The last four years of school could prove to be the most challenging for both student and parent alike especially if you are planning on homeschooling high school.  The course subjects will be getting much more difficult, teenagers are entering puberty, dating will commence and interpersonal relationships with other young adults will become more important to your student.

First, the curriculum.  If you’ve been homeschooling prior to this time, algebra has probably already been introduced to your student.  It will now get more technical and you will move onto geometry and perhaps calculus.  Many people loathe these subjects or will not feel comfortable teaching them.  Some homeschoolers hire tutors for these courses, send their kids to local colleges to take these courses there or use correspondence schools.

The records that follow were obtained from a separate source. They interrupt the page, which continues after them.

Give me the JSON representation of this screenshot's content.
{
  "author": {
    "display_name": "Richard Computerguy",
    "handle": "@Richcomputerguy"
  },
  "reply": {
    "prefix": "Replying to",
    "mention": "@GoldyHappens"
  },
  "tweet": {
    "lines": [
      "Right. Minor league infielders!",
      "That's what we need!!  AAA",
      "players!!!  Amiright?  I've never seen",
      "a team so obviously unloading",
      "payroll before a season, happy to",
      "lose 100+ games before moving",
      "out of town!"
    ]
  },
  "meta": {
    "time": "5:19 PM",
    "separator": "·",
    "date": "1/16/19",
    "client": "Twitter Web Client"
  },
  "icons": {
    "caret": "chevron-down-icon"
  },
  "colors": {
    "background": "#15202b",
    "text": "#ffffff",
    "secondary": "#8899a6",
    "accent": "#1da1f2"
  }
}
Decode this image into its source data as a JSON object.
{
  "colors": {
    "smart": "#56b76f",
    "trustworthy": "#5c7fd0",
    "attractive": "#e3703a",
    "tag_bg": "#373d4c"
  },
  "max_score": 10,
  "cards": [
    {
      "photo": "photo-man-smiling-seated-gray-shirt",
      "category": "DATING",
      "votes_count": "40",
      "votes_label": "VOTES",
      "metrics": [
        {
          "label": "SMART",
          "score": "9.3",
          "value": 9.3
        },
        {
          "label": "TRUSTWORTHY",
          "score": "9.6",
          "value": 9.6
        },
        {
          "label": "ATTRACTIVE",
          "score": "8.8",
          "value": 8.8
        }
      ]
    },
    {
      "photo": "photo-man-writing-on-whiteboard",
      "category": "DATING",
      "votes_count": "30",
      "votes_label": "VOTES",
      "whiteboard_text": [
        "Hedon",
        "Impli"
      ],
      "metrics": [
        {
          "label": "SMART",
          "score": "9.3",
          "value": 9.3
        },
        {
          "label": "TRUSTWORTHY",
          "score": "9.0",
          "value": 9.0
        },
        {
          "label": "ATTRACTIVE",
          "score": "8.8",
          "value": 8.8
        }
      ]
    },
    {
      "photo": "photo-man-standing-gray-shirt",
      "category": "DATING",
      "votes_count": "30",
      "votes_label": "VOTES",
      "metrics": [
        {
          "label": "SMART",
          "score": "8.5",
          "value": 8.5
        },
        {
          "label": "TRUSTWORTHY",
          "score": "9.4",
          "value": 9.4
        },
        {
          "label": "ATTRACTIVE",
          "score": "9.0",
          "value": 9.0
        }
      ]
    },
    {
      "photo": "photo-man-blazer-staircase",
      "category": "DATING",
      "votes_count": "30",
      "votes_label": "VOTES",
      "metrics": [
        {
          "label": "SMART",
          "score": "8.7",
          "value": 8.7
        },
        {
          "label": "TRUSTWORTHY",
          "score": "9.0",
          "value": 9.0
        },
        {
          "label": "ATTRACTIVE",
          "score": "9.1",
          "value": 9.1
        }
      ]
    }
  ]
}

Tutors can be local college kids who are vouched for by their professors.  Expect to pay $10-20 an hour for their help.  And to protect both parties from any trouble, make the student and tutor work where you can see them just to be safe.

Correspondence courses are not inexpensive.  Both the University of Nebraska and the University of Oklahoma have distance learning courses for high school students.  They cost between $300-400 for each semester’s course by topic.  A full year’s tuition cost for an average curriculum load would run from $3,000-$4,000.

Another correspondence school is called the Keystone High School.  Their annual tuition is approximately $2000 for the online version and about $1500 for the written.

All three schools offer study materials, standardized tests and grading, transcripts and graduation diplomas.  All are said to be accredited by the college rating agencies and allow easy access to institutions of higher learning according to their websites.  These are almost set-and-forget high school learning systems.  If you choose the whole course correspondence method you will have little involvement but to see that the work is carried out and sent in.  Otherwise you can pick and choose the subjects you want your student to learn and teach the other topics yourself or with tutorial help.

Puberty, as you know, brings on a whole new set of problems.  Moodiness, rebellious behavior, attraction to the opposite sex, dating and a whole host of other things are there to deal with.  It may be difficult to keep your student attending to their work or your teaching.  They may begin to argue with you over the curriculum or just about anything else.  They are going to begin speaking their minds about everything and often.  It can be very difficult at times to deal with.  But perhaps if you’ve homeschooled for years up to that point, you may have a very strong bond between you.  Perhaps you can reason better and talk things out.  Good luck with that

Dating, driving and staying away from home are all coming up too.  You’ll be worried for several reasons.  Their safety will likely be your biggest concern, especially after they and their friends start driving.  Drinking and drug use are right up there too especially combined with driving.  Teen sex is another worry around this time.  They’re really too young to have a caring, meaningful relationship, but they’re not to young to do the act.  Teen pregnancy is of big concern.

But you know, there is one other solution to this whole dilemma.  Consider enrolling your student in public high school.  Unless it’s just too dangerous or has a bad curriculum, it would solve a lot of problems.  It would also let your student socialize easier with other kids his age at a time when there’s a lot they want to talk about, but not with their parents.  It would also be a cheaper solution if you thought you were going to have to use tutors or correspondence schools.

If you’ve done a good job homeschooling your kids up to this point, they’re probably more self-confident and well-grounded that any other kid in that public high school.  They will probably be better prepared to face the challenges the last four years of school present.  They will probably make the right choices too.

Unless you have a specific educational curriculum goal in mind for high school, maybe it’s time to let your student spread his wings and fly on his own.  Maybe it’s time to sit back and see how all your hard work the last eight years will pay off.  Maybe it’s time to realize that homeschooling high school isn’t such a great idea after all.